Start your engines, sometimes.
THERE are now well over 200 share cars dotted around inner Melbourne. And before long, that number will double again.
Car share schemes work like this: you join up, book online when you need a vehicle, then walk over and swipe in. In Melbourne, there are three companies: GoGet, Flexicar and GreenShareCar. The rates and plans differ, but all involve a membership fee as well as a charge for usage.
It’s a model that’s growing rapidly in many countries, and one that steers gently into the space left vacant by shifts in the way we’re buying and using cars.
In recent years, the increase in car ownership has slowed in Australia, and the distance we drive in each vehicle has begun to decline. Meanwhile, public transport patronage is on the rise.
Stephen Ingrouille, from Going Solar, publishes a newsletter on sustainable transport. He says car sharing reduces congestion and lowers greenhouse gas emissions.
“We’re not going to wean this society off its car obsession for a long time – that’s just a reality. But car sharing is a good intermediate solution,” he says.
“Share cars tend to be energy efficient models: the companies want them to run as cheaply as possible, because petrol is included in the cost.”
Research by consultants Frost and Sullivan in the USA found that in 2009, every share car replaced 15 private cars, and that car sharing members drove nearly one-third less than they would if they owned a vehicle. Widespread growth of these schemes would mean fewer motors, used more efficiently.
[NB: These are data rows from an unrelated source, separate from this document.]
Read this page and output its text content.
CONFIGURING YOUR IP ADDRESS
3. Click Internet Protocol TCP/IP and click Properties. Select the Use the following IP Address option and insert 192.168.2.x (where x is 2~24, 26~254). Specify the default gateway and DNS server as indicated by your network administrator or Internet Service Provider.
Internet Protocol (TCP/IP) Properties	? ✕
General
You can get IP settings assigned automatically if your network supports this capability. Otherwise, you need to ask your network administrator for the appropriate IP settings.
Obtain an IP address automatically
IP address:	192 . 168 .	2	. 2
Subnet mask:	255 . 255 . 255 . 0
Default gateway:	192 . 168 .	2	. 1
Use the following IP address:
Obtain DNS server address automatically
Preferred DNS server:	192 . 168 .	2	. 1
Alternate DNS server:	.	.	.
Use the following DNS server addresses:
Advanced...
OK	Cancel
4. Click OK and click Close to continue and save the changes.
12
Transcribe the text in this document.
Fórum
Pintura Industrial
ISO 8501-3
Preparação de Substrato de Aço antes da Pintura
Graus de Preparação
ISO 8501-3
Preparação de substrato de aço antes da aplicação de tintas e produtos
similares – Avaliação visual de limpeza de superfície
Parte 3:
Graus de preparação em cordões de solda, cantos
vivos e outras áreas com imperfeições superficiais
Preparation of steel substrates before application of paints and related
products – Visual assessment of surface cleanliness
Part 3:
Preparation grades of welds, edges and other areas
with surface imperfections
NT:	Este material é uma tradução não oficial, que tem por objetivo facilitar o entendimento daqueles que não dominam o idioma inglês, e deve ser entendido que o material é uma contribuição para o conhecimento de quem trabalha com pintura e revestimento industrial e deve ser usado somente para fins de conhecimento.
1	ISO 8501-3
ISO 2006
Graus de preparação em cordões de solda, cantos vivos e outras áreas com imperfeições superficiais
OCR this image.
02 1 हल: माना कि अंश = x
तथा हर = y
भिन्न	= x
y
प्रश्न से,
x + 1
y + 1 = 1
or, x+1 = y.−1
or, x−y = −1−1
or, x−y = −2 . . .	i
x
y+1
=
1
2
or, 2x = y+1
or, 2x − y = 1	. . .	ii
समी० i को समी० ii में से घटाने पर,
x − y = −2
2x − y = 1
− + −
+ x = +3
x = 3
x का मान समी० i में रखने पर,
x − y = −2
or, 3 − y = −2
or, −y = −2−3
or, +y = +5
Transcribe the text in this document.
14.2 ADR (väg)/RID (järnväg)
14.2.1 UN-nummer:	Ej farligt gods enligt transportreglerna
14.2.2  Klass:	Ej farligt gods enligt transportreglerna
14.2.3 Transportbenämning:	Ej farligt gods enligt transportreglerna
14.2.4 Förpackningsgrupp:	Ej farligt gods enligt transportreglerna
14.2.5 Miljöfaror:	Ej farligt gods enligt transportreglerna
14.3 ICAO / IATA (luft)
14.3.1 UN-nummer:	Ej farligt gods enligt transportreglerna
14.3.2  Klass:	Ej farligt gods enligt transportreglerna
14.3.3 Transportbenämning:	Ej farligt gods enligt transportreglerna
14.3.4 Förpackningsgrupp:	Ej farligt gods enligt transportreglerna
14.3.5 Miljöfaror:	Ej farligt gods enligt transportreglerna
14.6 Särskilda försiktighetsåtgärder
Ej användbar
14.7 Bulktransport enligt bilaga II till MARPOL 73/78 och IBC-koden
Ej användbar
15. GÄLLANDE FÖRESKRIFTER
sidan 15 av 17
Mr Ingrouille argues that governments should require apartment developers to swap large car parks for modest share car bays, or even a taxi rank – thereby improving housing affordability, as well as reducing traffic.
“A lot of energy goes into manufacturing cars, but often they’re just sitting idly,” he says. “Typically, a family might have had two cars; with car sharing they could have just one. Or for people like me, who prefer public transport, it’s great to have access to a car occasionally.”
Mike Murray, from GoGet, says householders join up to save money and for convenience – especially in areas where parking is limited. In Surrey Hills, in inner Sydney, two out of every ten licence-holders are GoGet members.
Late last year, the company purchased its first fully electric vehicles – Mitsubishi iMiEVs – and one is now parked at The Nicholson Apartments, in Coburg. Another one will soon be stationed in South Yarra.
Mr Murray says electric vehicles are perfectly suited to car sharing, because the average GoGet trip is only 30 kilometres.
“People suffer from what we call ‘range anxiety’ with electric vehicles, but you could do more than three of our regular trips before you’d have to charge it at all.”
He believes car sharing can spread beyond Zone 1. “We’re trying to develop a low-density car sharing model, because that’s where most Melbournians are – we’re not all in Brunswick or Southbank.”
GoGet will begin by parking shared utility vehicles at Stockland’s Selandra Rise development in Casey. “The developer is telling us that a lot of households have three vehicles. If they owned one car, and had car sharing instead, they’d save a lot of money.”